I, Cliff as declarer, was asleep on this deal.
The bidding was
S W N E
1H P 1S P
2C P 2H all pass
West has a difficult lead. If West leads the SA, then Declarer will surely make 9 tricks. A club lead looks wrong, and I would probably choose a trump. But West chose the best lead, the D2. The defence played 3 rounds of diamonds.
Declarer can see 8 tricks (5 trumps and 3 clubs) and 4 certain losers. So the whole play is about winning the 9th trick. (If clubs are 3-3 there is no problem, so Declarer thinks about how to handle a 4-2 distribution, with one defender holding CJxxx or C10xxx)

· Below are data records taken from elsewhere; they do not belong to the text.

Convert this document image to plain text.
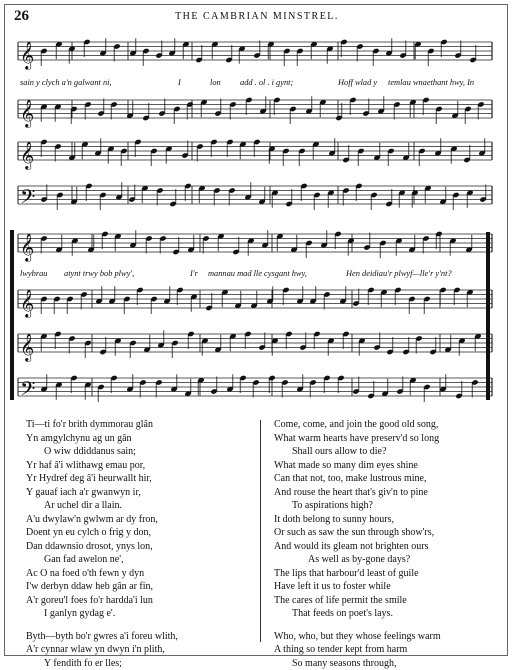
26	THE CAMBRIAN MINSTREL.
𝄞
𝄞
𝄞
𝄢
𝄞
𝄞
𝄞
𝄢
sain y clych a'n galwant ni,	I	lon add . ol . i gynt;	Hoff wlad y temlau wnaethant hwy, In
lwybrau atynt trwy bob plwy',	I'r mannau mad lle cysgant hwy,	Hen deidiau'r plwyf—lle'r y'nt?
Ti—ti fo'r brith dymmorau glân
Yn amgylchynu ag un gân
O wiw ddiddanus sain;
Yr haf â'i wlithawg emau por,
Yr Hydref deg â'i heurwallt hir,
Y gauaf iach a'r gwanwyn ir,
Ar uchel dir a llain.
A'u dwylaw'n gwlwm ar dy fron,
Doent yn eu cylch o frig y don,
Dan ddawnsio drosot, ynys lon,
Gan fad awelon ne',
Ac O na foed o'th fewn y dyn
I'w derbyn ddaw heb gân ar fin,
A'r goreu'l foes fo'r hardda'i lun
I ganlyn gydag e'.
Byth—byth bo'r gwres a'i foreu wlith,
A'r cynnar wlaw yn dwyn i'n plith,
Y fendith fo er lles;
Come, come, and join the good old song,
What warm hearts have preserv'd so long
Shall ours allow to die?
What made so many dim eyes shine
Can that not, too, make lustrous mine,
And rouse the heart that's giv'n to pine
To aspirations high?
It doth belong to sunny hours,
Or such as saw the sun through show'rs,
And would its gleam not brighten ours
As well as by-gone days?
The lips that harbour'd least of guile
Have left it us to foster while
The cares of life permit the smile
That feeds on poet's lays.
Who, who, but they whose feelings warm
A thing so tender kept from harm
So many seasons through,
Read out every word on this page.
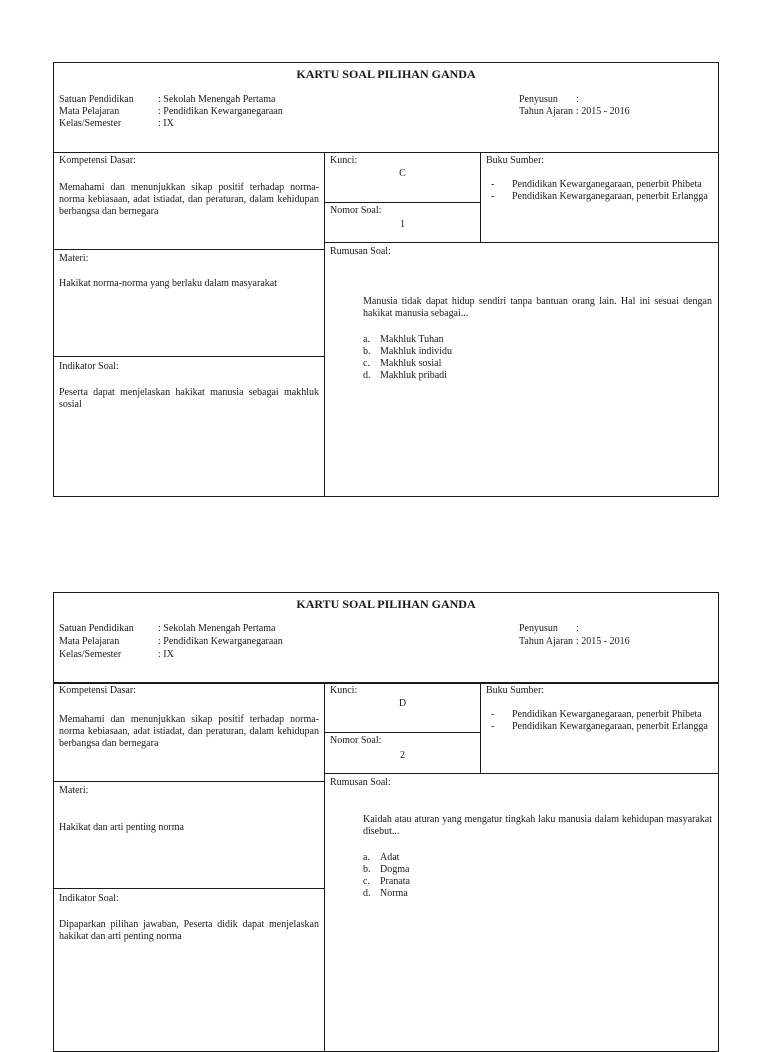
KARTU SOAL PILIHAN GANDA
Satuan Pendidikan : Sekolah Menengah Pertama
Mata Pelajaran	: Pendidikan Kewarganegaraan
Kelas/Semester	: IX
Penyusun :
Tahun Ajaran : 2015 - 2016
Kompetensi Dasar:
Memahami dan menunjukkan sikap positif terhadap norma-norma kebiasaan, adat istiadat, dan peraturan, dalam kehidupan berbangsa dan bernegara
Kunci:
C
Nomor Soal:
1
Buku Sumber:
- Pendidikan Kewarganegaraan, penerbit Phibeta
- Pendidikan Kewarganegaraan, penerbit Erlangga
Materi:
Hakikat norma-norma yang berlaku dalam masyarakat
Rumusan Soal:
Manusia tidak dapat hidup sendiri tanpa bantuan orang lain. Hal ini sesuai dengan hakikat manusia sebagai...
a. Makhluk Tuhan
b. Makhluk individu
c. Makhluk sosial
d. Makhluk pribadi
Indikator Soal:
Peserta dapat menjelaskan hakikat manusia sebagai makhluk sosial
KARTU SOAL PILIHAN GANDA
Satuan Pendidikan : Sekolah Menengah Pertama
Mata Pelajaran	: Pendidikan Kewarganegaraan
Kelas/Semester	: IX
Penyusun :
Tahun Ajaran : 2015 - 2016
Kompetensi Dasar:
Memahami dan menunjukkan sikap positif terhadap norma-norma kebiasaan, adat istiadat, dan peraturan, dalam kehidupan berbangsa dan bernegara
Kunci:
D
Nomor Soal:
2
Buku Sumber:
- Pendidikan Kewarganegaraan, penerbit Phibeta
- Pendidikan Kewarganegaraan, penerbit Erlangga
Materi:
Hakikat dan arti penting norma
Rumusan Soal:
Kaidah atau aturan yang mengatur tingkah laku manusia dalam kehidupan masyarakat disebut...
a. Adat
b. Dogma
c. Pranata
d. Norma
Indikator Soal:
Dipaparkan pilihan jawaban, Peserta didik dapat menjelaskan hakikat dan arti penting norma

The obvious play for Declarer at trick 3 is to discard a spade, and leave the problem of what to do next to East. (The expectation would be for East to lead a spade, but East can tell that this will be a disaster, because Declarer will be able to ruff out the second top spade.) East may well select a trump, but Declarer will have no problem in dropping the A & K of spades in normal play, while still having an entry to the SQ.
The CJ would be more of a problem, but Declarer would still establish the SQ.
Missing this obvious play, I ruffed high, drew trumps in 3 rounds and led a spade. West won the SA and returned the DK. Again, I missed the obvious play of discarding a spade. West would have to continue with a club, which would be won in Dummy. A spade ruffed with Declarer's last trump would drop the SK, but even if that did not happen, either hand holding 4 clubs and the SK would have been squeezed.